Kissing the Killer
B. B. Hamel
Prologue: Emma
They say killers can’t love.
They say killers don’t feel a thing as they move through a room like an angel of death, their guns blazing, bodies dropping all around them. The hit men that work for the Russians and for the Italians don’t care about life or death, only cold hard cash.
He was one of those angels. Instead of wings, he had thick, roped muscles and black tattoos all along his perfect skin. His cocky smile said I owed him my life, and maybe a little bit more.
I never wanted to be owned, not by anyone, not for any reason. My father thought he owned me, and all I got from that was a roof over my head and a black eye every other week.
My father was a stupid man. He was a member of the mob, but not an important one. The only thing he loved more than drinking was gambling, and he owed thousands of dollars that he couldn’t pay to bookies all over Chicago.
It didn’t surprise me when the angels of death came for him with lead and steel. They killed my father and were going to kill me until he changed his mind.
“Look what we have here,” he said to me later, after he’d dragged me from my home and locked me in a closet. Fear and something else lanced through my chest. “You’ve got lips that make my fucking dick hard.”
He was crude and so cocky. He was good with his hands and with a gun, and he thought that made him unstoppable.
But I could see through him.
“I’m taking you with me,” he’d said earlier, his voice deep and soft in my ear. “Unless you want to die here.”
I hadn’t had a choice, of course. I either let him take me or his partner put a bullet in my head.
I knew what he wanted from me. He wasn’t pretending it was anything but my body.
“I’m going to make you glad I took you,” he whispered to me days later, after so much had happened, his hands moving down my skin. “You’ll be begging me to sink my thick cock between your legs before this is done with.”
I couldn’t argue with him.

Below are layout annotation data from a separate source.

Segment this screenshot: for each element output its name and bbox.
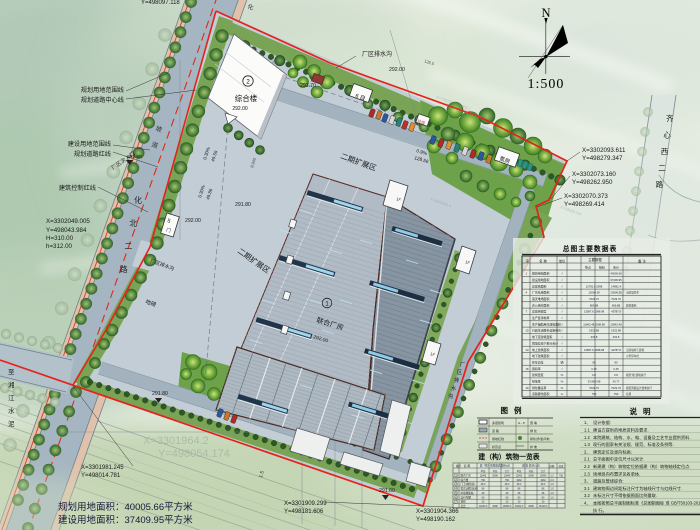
svg-text:泵房(消防水池): 泵房(消防水池)	[461, 487, 478, 491]
svg-text:露天堆场面积: 露天堆场面积	[532, 296, 549, 301]
svg-text:48.3: 48.3	[481, 483, 486, 486]
svg-text:无围墙地下建筑: 无围墙地下建筑	[626, 348, 645, 352]
svg-text:规划道路中心线: 规划道路中心线	[81, 96, 124, 104]
svg-text:所占: 所占	[585, 265, 591, 270]
svg-text:43787.8: 43787.8	[611, 310, 621, 314]
svg-text:1.3: 1.3	[584, 442, 590, 447]
svg-text:名 称: 名 称	[464, 464, 471, 468]
svg-text:说 明: 说 明	[629, 406, 652, 416]
svg-text:2098: 2098	[492, 505, 498, 508]
svg-text:水: 水	[451, 384, 457, 392]
svg-text:合计: 合计	[613, 265, 619, 270]
svg-text:7029.76: 7029.76	[589, 386, 599, 390]
svg-text:综合楼: 综合楼	[235, 93, 258, 103]
svg-text:建设用地面积: 建设用地面积	[532, 277, 549, 282]
svg-text:33.98 9.98: 33.98 9.98	[588, 380, 601, 384]
svg-text:Y=498097.118: Y=498097.118	[141, 0, 180, 6]
svg-text:4、: 4、	[584, 501, 591, 506]
svg-text:建筑控制红线: 建筑控制红线	[59, 184, 96, 192]
svg-text:X=3301981.245: X=3301981.245	[81, 465, 124, 471]
svg-text:湘: 湘	[8, 380, 15, 389]
svg-text:建设用地面积：37409.95平方米: 建设用地面积：37409.95平方米	[58, 514, 193, 526]
svg-text:总平面图中定位尺寸以米计.: 总平面图中定位尺寸以米计.	[593, 456, 644, 463]
svg-text:Y=498269.414: Y=498269.414	[564, 201, 605, 208]
svg-text:单层: 单层	[517, 469, 522, 473]
svg-text:750: 750	[592, 392, 597, 396]
svg-text:X=3302070.373: X=3302070.373	[564, 193, 608, 200]
svg-text:%: %	[561, 386, 564, 390]
svg-text:围墙及地下部分合计: 围墙及地下部分合计	[532, 340, 558, 345]
svg-text:1932.88: 1932.88	[589, 329, 599, 333]
svg-text:11842: 11842	[516, 474, 523, 477]
svg-text:13587.6 2098.98: 13587.6 2098.98	[584, 348, 605, 352]
svg-text:40005.66: 40005.66	[610, 272, 622, 276]
svg-text:%: %	[561, 373, 564, 377]
svg-text:3、: 3、	[584, 479, 591, 484]
svg-text:2098: 2098	[528, 505, 534, 508]
svg-text:地上建筑面积: 地上建筑面积	[532, 347, 549, 352]
svg-text:Y=498014.781: Y=498014.781	[81, 473, 121, 479]
svg-text:总建筑密度: 总建筑密度	[532, 309, 547, 314]
svg-text:292.50: 292.50	[127, 154, 142, 160]
svg-text:道 路: 道 路	[492, 428, 499, 433]
svg-text:806.88: 806.88	[590, 303, 599, 307]
svg-text:建 筑 面 积 (㎡): 建 筑 面 积 (㎡)	[522, 464, 540, 468]
svg-text:12781.6 2098: 12781.6 2098	[586, 284, 603, 288]
svg-text:绿化覆盖率: 绿化覆盖率	[532, 385, 547, 390]
svg-text:厂: 厂	[460, 361, 465, 368]
svg-text:14890.3: 14890.3	[503, 505, 512, 508]
svg-text:地下建筑面积: 地下建筑面积	[532, 353, 549, 358]
svg-text:291.80: 291.80	[235, 202, 251, 208]
svg-text:规划用地面积: 规划用地面积	[532, 271, 549, 276]
svg-text:37409.95: 37409.95	[610, 278, 622, 282]
svg-text:路: 路	[656, 179, 664, 189]
svg-text:规划用地范围线: 规划用地范围线	[81, 86, 124, 94]
svg-text:建设方提供的地质资料及要求.: 建设方提供的地质资料及要求.	[593, 427, 649, 434]
svg-text:7栋: 7栋	[559, 473, 563, 477]
svg-text:地磅: 地磅	[461, 500, 467, 504]
svg-text:编号: 编号	[456, 464, 462, 468]
svg-text:多层: 多层	[493, 469, 498, 473]
svg-text:按照风貌设计要求执行: 按照风貌设计要求执行	[626, 386, 652, 390]
svg-text:自行车棚: 自行车棚	[461, 495, 472, 499]
svg-text:总图主要数据表: 总图主要数据表	[563, 244, 618, 253]
svg-text:辆: 辆	[560, 359, 563, 364]
svg-text:X=3301964.2: X=3301964.2	[143, 435, 209, 447]
svg-text:护 坡: 护 坡	[530, 444, 537, 449]
svg-text:H=310.00: H=310.00	[46, 235, 74, 242]
svg-text:1:500: 1:500	[528, 77, 565, 92]
svg-text:806.88: 806.88	[612, 303, 621, 307]
svg-text:用地红线: 用地红线	[492, 436, 504, 441]
svg-text:多层建筑: 多层建筑	[492, 420, 504, 425]
svg-text:0.45: 0.45	[591, 367, 597, 371]
svg-text:江: 江	[8, 394, 15, 402]
svg-text:16: 16	[526, 367, 530, 371]
svg-text:2: 2	[246, 79, 250, 86]
svg-text:执 行。: 执 行。	[593, 507, 607, 514]
svg-text:13942.48: 13942.48	[610, 322, 622, 326]
svg-text:标高点: 标高点	[492, 444, 501, 449]
svg-text:Y=498054.174: Y=498054.174	[158, 448, 230, 460]
svg-text:13042.3: 13042.3	[515, 505, 524, 508]
svg-text:Y=498190.162: Y=498190.162	[416, 517, 456, 523]
svg-text:生产辅助用房建筑面积: 生产辅助用房建筑面积	[532, 321, 561, 326]
svg-text:14891.4: 14891.4	[611, 284, 621, 288]
svg-text:厂区排水沟: 厂区排水沟	[362, 50, 392, 58]
svg-text:10: 10	[526, 329, 530, 333]
svg-text:Y=498181.606: Y=498181.606	[284, 509, 324, 515]
svg-text:2098: 2098	[528, 474, 534, 477]
svg-text:760: 760	[481, 479, 486, 482]
svg-text:图 例: 图 例	[500, 405, 523, 415]
svg-text:合计: 合计	[461, 504, 467, 508]
svg-text:沟: 沟	[448, 392, 453, 400]
svg-text:44787.8: 44787.8	[611, 348, 621, 352]
svg-text:2、: 2、	[584, 449, 591, 454]
svg-text:2.2: 2.2	[584, 464, 590, 469]
svg-text:联合厂房: 联合厂房	[461, 473, 472, 477]
svg-text:二: 二	[124, 242, 132, 251]
svg-text:建筑密度: 建筑密度	[532, 372, 544, 377]
svg-text:19: 19	[526, 386, 530, 390]
svg-text:13587.6 2098.98: 13587.6 2098.98	[584, 310, 605, 314]
svg-text:760: 760	[505, 479, 510, 482]
svg-text:11842.48 2098.98: 11842.48 2098.98	[583, 322, 605, 326]
svg-text:48.3: 48.3	[517, 483, 522, 486]
svg-text:1932.88: 1932.88	[611, 329, 621, 333]
svg-text:12608.38: 12608.38	[588, 291, 600, 295]
svg-text:1、: 1、	[584, 420, 591, 425]
svg-text:道路硬化面积: 道路硬化面积	[532, 391, 549, 396]
svg-text:13806.38: 13806.38	[610, 291, 622, 295]
svg-text:1932: 1932	[516, 479, 522, 482]
svg-text:G - P: G - P	[518, 421, 525, 425]
svg-text:48.3: 48.3	[541, 483, 546, 486]
svg-text:心: 心	[663, 131, 671, 140]
svg-text:层数: 层数	[549, 464, 555, 468]
svg-text:北: 北	[129, 219, 137, 228]
svg-text:0.8: 0.8	[614, 373, 618, 377]
svg-text:多层: 多层	[529, 469, 534, 473]
svg-text:停车泊位: 停车泊位	[532, 359, 544, 364]
svg-text:二: 二	[658, 164, 666, 173]
svg-text:排: 排	[454, 376, 459, 384]
svg-text:垃圾收集站: 垃圾收集站	[461, 491, 474, 495]
svg-text:办公用房面积: 办公用房面积	[532, 302, 549, 307]
svg-text:Y=498262.950: Y=498262.950	[572, 179, 613, 186]
svg-text:333.8: 333.8	[591, 335, 598, 339]
svg-text:合计: 合计	[541, 469, 546, 473]
svg-text:80: 80	[615, 360, 618, 364]
svg-text:高度: 高度	[558, 464, 564, 468]
svg-text:新建建（构）筑物定位依据建（构）筑物轴线定位点.: 新建建（构）筑物定位依据建（构）筑物轴线定位点.	[593, 463, 690, 470]
svg-text:80: 80	[593, 360, 596, 364]
svg-text:11842: 11842	[480, 474, 487, 477]
svg-text:备 注: 备 注	[638, 259, 646, 264]
svg-text:1.2: 1.2	[584, 435, 590, 440]
svg-text:本图按照总平面制图标准《总图制图标 准 GB/T50103-: 本图按照总平面制图标准《总图制图标 准 GB/T50103-2010》	[593, 500, 700, 507]
svg-text:西: 西	[661, 147, 669, 156]
svg-text:建筑物周边间距标注尺寸为轴线尺寸与红线尺寸.: 建筑物周边间距标注尺寸为轴线尺寸与红线尺寸.	[593, 485, 682, 492]
svg-text:X=3302093.611: X=3302093.611	[582, 147, 626, 154]
svg-text:无围墙停车: 无围墙停车	[626, 291, 639, 295]
svg-text:单层: 单层	[481, 469, 486, 473]
svg-text:N: N	[541, 6, 550, 20]
svg-text:12230.3: 12230.3	[479, 505, 488, 508]
svg-text:15140.3: 15140.3	[539, 505, 548, 508]
svg-text:3.2: 3.2	[584, 493, 590, 498]
svg-text:0.8: 0.8	[592, 373, 596, 377]
svg-text:绿地率: 绿地率	[532, 379, 541, 384]
svg-text:3.1: 3.1	[584, 486, 590, 491]
svg-text:13940: 13940	[504, 474, 511, 477]
svg-text:生产区绿地率: 生产区绿地率	[532, 315, 549, 320]
svg-text:333.8: 333.8	[613, 335, 620, 339]
svg-text:2098: 2098	[492, 474, 498, 477]
svg-text:2.1: 2.1	[584, 457, 590, 462]
svg-text:厂房仓库面积: 厂房仓库面积	[532, 290, 549, 295]
svg-text:至: 至	[8, 368, 15, 376]
svg-text:地下室建筑面积: 地下室建筑面积	[532, 334, 552, 339]
svg-text:规划用地面积：40005.66平方米: 规划用地面积：40005.66平方米	[58, 501, 193, 513]
svg-text:13: 13	[526, 348, 530, 352]
svg-text:总建筑面积: 总建筑面积	[532, 283, 547, 288]
svg-text:292.00: 292.00	[185, 218, 201, 224]
svg-text:主要数据: 主要数据	[588, 257, 602, 262]
svg-text:X=3301909.299: X=3301909.299	[284, 501, 327, 507]
svg-text:名 称: 名 称	[539, 259, 547, 264]
svg-text:13940: 13940	[540, 474, 547, 477]
svg-text:化: 化	[134, 195, 142, 205]
svg-text:绿化(乔/灌)草地: 绿化(乔/灌)草地	[530, 437, 550, 441]
svg-text:7029.76: 7029.76	[611, 297, 621, 301]
svg-text:1.1: 1.1	[584, 428, 590, 433]
svg-text:1932: 1932	[540, 479, 546, 482]
svg-text:道路及管线综合:: 道路及管线综合:	[593, 478, 623, 485]
svg-text:291.60: 291.60	[379, 488, 395, 494]
svg-text:Y=498279.347: Y=498279.347	[582, 155, 623, 162]
svg-text:建筑定位及竖向标高:: 建筑定位及竖向标高:	[593, 448, 632, 455]
svg-text:7029.76: 7029.76	[611, 386, 621, 390]
svg-text:48.3: 48.3	[505, 483, 510, 486]
svg-text:齐: 齐	[666, 113, 674, 123]
svg-text:单位: 单位	[559, 259, 566, 264]
svg-text:750: 750	[614, 392, 619, 396]
svg-text:建（构）筑物基底面积(㎡): 建（构）筑物基底面积(㎡)	[480, 464, 510, 468]
svg-text:Y=498043.984: Y=498043.984	[46, 227, 87, 234]
svg-text:路: 路	[120, 264, 128, 274]
svg-text:43.77: 43.77	[613, 380, 620, 384]
svg-text:估算: 估算	[626, 392, 632, 396]
svg-text:泥: 泥	[8, 420, 15, 428]
svg-text:综合楼: 综合楼	[461, 478, 469, 482]
svg-text:水: 水	[8, 406, 15, 415]
svg-text:2.3: 2.3	[584, 471, 590, 476]
svg-text:未标注尺寸不得依据图面比例量取.: 未标注尺寸不得依据图面比例量取.	[593, 492, 657, 499]
svg-text:X=3301904.366: X=3301904.366	[416, 509, 459, 515]
svg-text:设计依据:: 设计依据:	[593, 419, 611, 426]
svg-text:绿 化: 绿 化	[530, 428, 537, 433]
svg-text:围 墙: 围 墙	[530, 420, 537, 425]
svg-text:建筑面积: 建筑面积	[626, 303, 637, 307]
svg-text:%: %	[561, 380, 564, 384]
svg-text:门卫(地磅房): 门卫(地磅房)	[461, 482, 476, 486]
svg-text:合计: 合计	[505, 469, 510, 473]
svg-text:本院建筑、结构、水、电、设备及工艺专业提供资料.: 本院建筑、结构、水、电、设备及工艺专业提供资料.	[593, 434, 690, 441]
svg-text:行政生活服务设施用房: 行政生活服务设施用房	[532, 328, 561, 333]
svg-text:X=3302049.005: X=3302049.005	[46, 218, 90, 225]
svg-text:场地竖向布置详见各单体.: 场地竖向布置详见各单体.	[593, 470, 640, 477]
svg-text:292.00: 292.00	[232, 106, 248, 112]
svg-text:指标: 指标	[599, 265, 605, 270]
svg-text:按照"规"建筑执行: 按照"规"建筑执行	[626, 373, 646, 377]
svg-text:291.80: 291.80	[152, 391, 168, 397]
svg-text:291.70: 291.70	[300, 83, 316, 89]
svg-text:X=3302073.160: X=3302073.160	[572, 171, 616, 178]
svg-text:0.45: 0.45	[613, 367, 619, 371]
svg-text:7029.76: 7029.76	[589, 297, 599, 301]
svg-text:h=312.00: h=312.00	[46, 243, 73, 250]
svg-text:规划道路红线: 规划道路红线	[74, 150, 111, 158]
svg-text:容积率: 容积率	[532, 366, 541, 371]
svg-text:建设用地范围线: 建设用地范围线	[68, 140, 111, 148]
svg-text:区: 区	[457, 369, 462, 376]
svg-text:建（构）筑物一览表: 建（构）筑物一览表	[477, 452, 539, 461]
svg-text:小型停车位: 小型停车位	[626, 354, 639, 358]
svg-text:现行的国家有关法规、规范、标准及条例等.: 现行的国家有关法规、规范、标准及条例等.	[593, 441, 674, 448]
svg-text:292.00: 292.00	[389, 67, 405, 73]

I could barely speak, my body rolling with desire and anger.
I wasn’t going to be owned by anyone, not ever again. I didn’t care if people wanted the both of us dead.
I didn’t care that he was the only one who wanted to see me alive.
My angel of death. He sent chills down my spine. “I’m going to taste you,” he said. “I’m going to slide my tongue along that clit until you can’t breathe.”
I wanted to feel him, his muscles, his dangerous smile. I wanted everything he promised.
But I wasn’t his. I wasn’t giving in, no matter how much I wanted to.
I was going to escape from my angel of death if it was the last thing I did.
1
Brooks
It was supposed to be an easy fucking job. We go in, kill the old, drunk, Russian asshole, and then we get the fuck out of there.
Nothing I hadn’t done a hundred times before, maybe a thousand.
I parked the car at the end of the block. It was a quiet neighborhood, especially at three in the morning. Nobody was moving around and the houses were all dark.
“Nice spot,” Abram commented.
“Not bad,” I grunted. “Which house does the old man live in?”
Abram nodded toward the end of the block. “Last on the left.”
I killed the engine. “We got a plan?”
He shrugged. “We’ll break in the back, kill the guy, and then get back home.”
“Works for me.”
I pushed open the car door and then checked the gun tucked into my jeans. I cocked back the slide and chambered a round and made sure the silencer was on tight. Abram was behind me, checking his own weapon.
He nodded at me and then headed down the block. I followed behind him, keeping my head on a swivel.
I’d done this hundreds of times before. We were hit men for the Italian mob, angels of death working for the Barone family. I had more blood on my hands than I could ever hope to wash off, and mercy wasn’t something I had ever thought about before.
I was young when I joined the Barone family. When I was five, my father ran off with some cheap stripper he’d met downtown, and that only pushed my mother deeper into the bottom of a bottle.
Mom died by the time I was thirteen, drank herself to death in less than ten years, though she’d been warming up for that drinking marathon for years before that. After Dad left, Mom lost her will to live completely, and she did nothing but drink and drink vast amounts of cheap fucking liquor.
One day I came home and found her tipped over in the bathroom, vomit leaking from her mouth. I’d never forget that image, not for as long as I lived. It didn’t matter how much death and violence I saw; I’d never outrun the image of my mother dead in the bathroom.